Newman gives examples of how people speak in “unreal” ways about religious matters, moral subjects and politics, often without sufficient knowledge or use of common sense. Sometimes with good intentions they make a profession of condolence for someone’s loss, but without being able to enter into the person’s loss. There is a danger of speaking thus as well as in giving uncalled for opinions about all types of subjects.

“Such are some of the more common or more extended specimens of profession without action, or of speaking without really seeing and feeling. In instancing which, let it be observed, I do not mean to say that such profession, as has been described, is always culpable and wrong; indeed I have implied the contrary throughout. It is often a misfortune. It takes a long time really to feel and understand things as they are; we learn to do so only gradually. Profession beyond our feelings is only a fault when we might help it;—when either we speak when we need not speak, or do not feel when we might have felt. Hard insensible hearts, ready and thoughtless talkers, these are they whose unreality, as I have termed it, is a sin; it is the sin of every one of us, in proportion as our hearts are cold, or our tongues excessive.”

He brings across his point towards the end describing how and when one should speak about religion, prudently and supernaturally:

“What I have been saying comes to this:—be in earnest, and you will speak of religion where, and when, and how you should; aim at things, and your words will be right without aiming. There are ten thousand ways of looking at this world, but only one right way. The man of pleasure has his way, the man of gain his, and the man of intellect his. Poor men and rich men, governors and governed, prosperous and discontented, learned and unlearned, each has his own way of looking at the things which come before him, and each has a wrong way. There is but one right way; it is the way in which God looks at the world. Aim at looking at it in God’s way. Aim at seeing things as God sees them. Aim at forming judgments about persons, events, ranks, fortunes, changes, objects, such as God forms. Aim at looking at this life as God looks at it. Aim at looking at the life to come, and the world unseen, as God does. Aim at “seeing the King in his beauty.” All things that we see are but shadows to us and delusions, unless we enter into what they really mean.”

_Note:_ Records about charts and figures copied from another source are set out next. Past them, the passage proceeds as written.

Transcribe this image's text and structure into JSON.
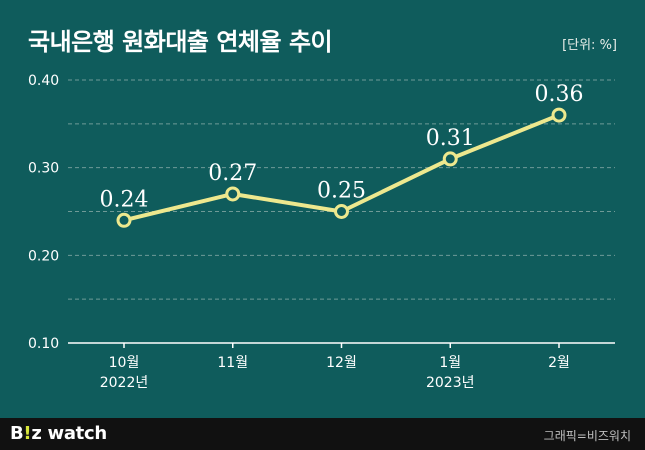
{
  "title": "국내은행 원화대출 연체율 추이",
  "unit_label": "[단위: %]",
  "chart_data": {
    "type": "line",
    "title": "국내은행 원화대출 연체율 추이",
    "ylabel": "",
    "xlabel": "",
    "categories": [
      "10월",
      "11월",
      "12월",
      "1월",
      "2월"
    ],
    "category_sublabels": [
      "2022년",
      "",
      "",
      "2023년",
      ""
    ],
    "series": [
      {
        "values": [
          0.24,
          0.27,
          0.25,
          0.31,
          0.36
        ],
        "labels": [
          "0.24",
          "0.27",
          "0.25",
          "0.31",
          "0.36"
        ]
      }
    ],
    "yticks": [
      "0.10",
      "0.20",
      "0.30",
      "0.40"
    ],
    "ylim": [
      0.1,
      0.4
    ],
    "grid": true,
    "colors": {
      "background": "#0f5c5c",
      "line": "#ede88e",
      "grid": "#6f9a97",
      "axis": "#ffffff",
      "text": "#ffffff"
    }
  },
  "footer": {
    "brand_part1": "B",
    "brand_part2": "!",
    "brand_part3": "z watch",
    "credit": "그래픽=비즈워치"
  }
}
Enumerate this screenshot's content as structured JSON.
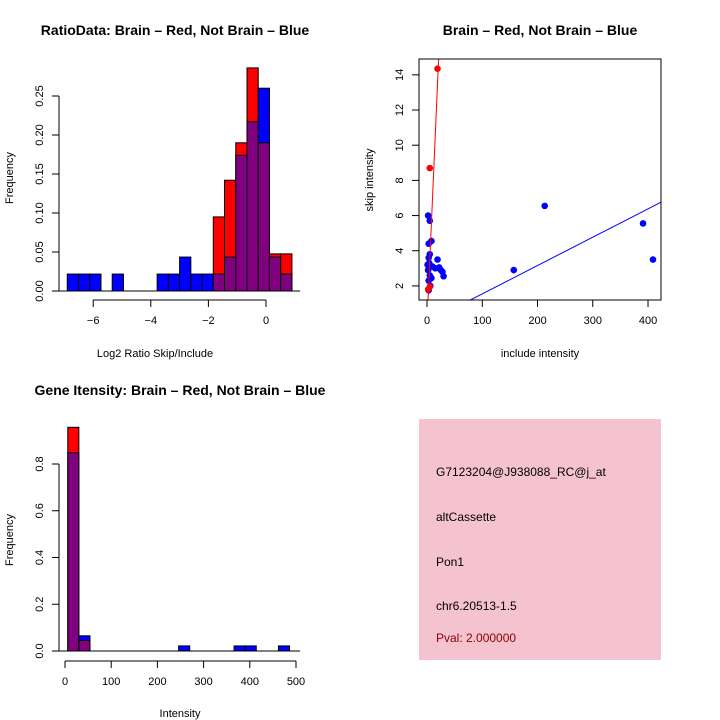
{
  "colors": {
    "brain": "#ff0000",
    "not_brain": "#0000ff",
    "overlap": "#800080",
    "panel_bg": "#f5c3cf",
    "pval_text": "#8b0000"
  },
  "chart_data": [
    {
      "type": "bar",
      "title": "RatioData: Brain – Red, Not Brain – Blue",
      "xlabel": "Log2 Ratio Skip/Include",
      "ylabel": "Frequency",
      "xticks": [
        -6,
        -4,
        -2,
        0
      ],
      "yticks": [
        "0.00",
        "0.05",
        "0.10",
        "0.15",
        "0.20",
        "0.25"
      ],
      "bin_start": -6.9,
      "bin_width": 0.39,
      "series": [
        {
          "name": "Brain",
          "color": "red",
          "values": [
            0,
            0,
            0,
            0,
            0,
            0,
            0,
            0,
            0,
            0,
            0,
            0,
            0,
            0.095,
            0.142,
            0.19,
            0.286,
            0.19,
            0.0476,
            0.0476
          ]
        },
        {
          "name": "Not Brain",
          "color": "blue",
          "values": [
            0.0217,
            0.0217,
            0.0217,
            0,
            0.0217,
            0,
            0,
            0,
            0.0217,
            0.0217,
            0.0435,
            0.0217,
            0.0217,
            0.0217,
            0.0435,
            0.174,
            0.217,
            0.26,
            0.0435,
            0.0217
          ]
        }
      ]
    },
    {
      "type": "scatter",
      "title": "Brain – Red, Not Brain – Blue",
      "xlabel": "include intensity",
      "ylabel": "skip intensity",
      "xlim": [
        -14.5,
        423.5
      ],
      "ylim": [
        1.2,
        14.9
      ],
      "xticks": [
        0,
        100,
        200,
        300,
        400
      ],
      "yticks": [
        2,
        4,
        6,
        8,
        10,
        12,
        14
      ],
      "series": [
        {
          "name": "Not Brain",
          "color": "blue",
          "points": [
            [
              2,
              6
            ],
            [
              5,
              5.7
            ],
            [
              3,
              4.4
            ],
            [
              8,
              4.55
            ],
            [
              5,
              3.8
            ],
            [
              3,
              3.6
            ],
            [
              19,
              3.5
            ],
            [
              4,
              3.3
            ],
            [
              10,
              3.1
            ],
            [
              15,
              3.0
            ],
            [
              22,
              3.05
            ],
            [
              25,
              2.9
            ],
            [
              28,
              2.8
            ],
            [
              30,
              2.55
            ],
            [
              8,
              2.45
            ],
            [
              3,
              2.3
            ],
            [
              5,
              2.6
            ],
            [
              2,
              2.9
            ],
            [
              3,
              1.75
            ],
            [
              1,
              3.2
            ],
            [
              6,
              2.0
            ],
            [
              157,
              2.9
            ],
            [
              213,
              6.55
            ],
            [
              391,
              5.55
            ],
            [
              409,
              3.5
            ]
          ],
          "fit": {
            "intercept": -0.06,
            "slope": 0.0161
          }
        },
        {
          "name": "Brain",
          "color": "red",
          "points": [
            [
              19,
              14.35
            ],
            [
              5,
              8.7
            ],
            [
              5,
              1.95
            ],
            [
              2,
              1.8
            ]
          ],
          "fit": {
            "intercept": -0.13,
            "slope": 0.716
          }
        }
      ]
    },
    {
      "type": "bar",
      "title": "Gene Itensity: Brain – Red, Not Brain – Blue",
      "xlabel": "Intensity",
      "ylabel": "Frequency",
      "xticks": [
        0,
        100,
        200,
        300,
        400,
        500
      ],
      "yticks": [
        "0.0",
        "0.2",
        "0.4",
        "0.6",
        "0.8"
      ],
      "bin_start": 6,
      "bin_width": 24,
      "series": [
        {
          "name": "Brain",
          "color": "red",
          "values": [
            0.957,
            0.045,
            0,
            0,
            0,
            0,
            0,
            0,
            0,
            0,
            0,
            0,
            0,
            0,
            0,
            0,
            0,
            0,
            0,
            0
          ]
        },
        {
          "name": "Not Brain",
          "color": "blue",
          "values": [
            0.848,
            0.065,
            0,
            0,
            0,
            0,
            0,
            0,
            0,
            0,
            0.0217,
            0,
            0,
            0,
            0,
            0.0217,
            0.0217,
            0,
            0,
            0.0217
          ]
        }
      ]
    }
  ],
  "info_panel": {
    "probe_id": "G7123204@J938088_RC@j_at",
    "event_type": "altCassette",
    "gene": "Pon1",
    "location": "chr6.20513-1.5",
    "pval": "Pval: 2.000000"
  }
}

Newman concludes that there are many religious truths that aside from teaching should not be said. Instead, they should be believed and lived out:

“Let us avoid talking, of whatever kind; whether mere empty talking, or censorious talking, or idle profession, or descanting upon Gospel doctrines, or the affectation of philosophy, or the pretence of eloquence. Let us guard against frivolity, love of display, love of being talked about, love of singularity, love of seeming original. Let us aim at meaning what we say, and saying what we mean; let us aim at knowing when we understand a truth, and when we do not. When we do not, let us take it on faith, and let us profess to do so. Let us receive the truth in reverence, and pray God to give us a good will, and divine light, and spiritual strength, that it may bear fruit within us.”